Hugging your children or nearest and dearest, hitting a cracking golf/football shot, a lovely walk in the country, a meal with family and friends, tinkering in your shed. Are you getting the drift? Wouldn’t all the above be somewhat sullied by the feckless appearance of pain?
Pain, one of the most common of symptoms can arrive in our bodies with little or no warning.
It’s not Ebola – let’s be thankful for that but in its infinite variety and corrosive, all-pervasive effect there is little else on the planet to match its devastating impact on so many lives.
In contrast to this, as I tell my patients, pain is good and even beneficial to a certain degree.
“Surely not!”, I hear you say, but pain is our early warning system, the body’s radar alerting us to take action before having to go to DEFCON 3.
It is there to act as a warring shot across the bows, letting us know that if we don’t change course or alter what we’re doing, there could be trouble ahead.
The classic removal of your hand from something hot before you’ve realised it, hobbling down the road with a sprained ankle because the knifelike stabbing pain prevents you from weight-bearing fully and inflicting more damage: reactions like these show the body protecting itself as a result of pain.
What about pain that is not transitory but stays and persists, grinding you down?

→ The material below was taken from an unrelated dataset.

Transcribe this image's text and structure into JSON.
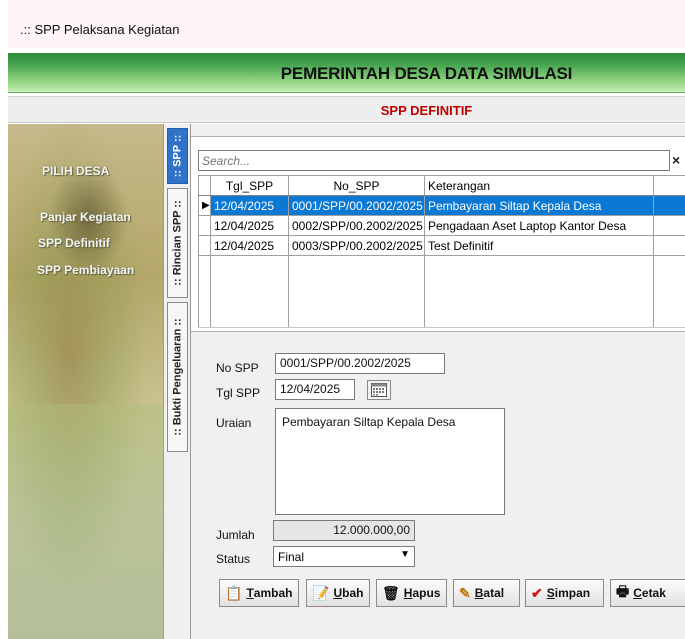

Pain for which there is often no single, significant cause?
Most of us wing it through life pain-free apart from self-inflicted injuries and occasional toothache, but for some, persistent chronic (long-standing) pain is a daily companion.
The bane of many is osteoarthritis (OA), not quite one of the four horsemen of the apocalypse I grant you, but insidiously this single condition is primarily the result of cumulative trauma over many years and can impede living fully.
If you do have pain, don’t accept it and do the British stiff upper lip bit.
Don’t accept that your condition cannot be helped, that it is a fait accompli.
Do everything you can to ease, moderate and understand the cause of the condition and control its effects.
Remind yourself that many people spend their lives oblivious of their OA so why shouldn’t you?
There are many different treatments and approaches available, chiropractic and physiotherapy being some of the most effective and safe treatments, to advise and help, so you don’t need to rely on the welcome but palliative effects of painkillers.
Keep looking: you might just find a better quality of life.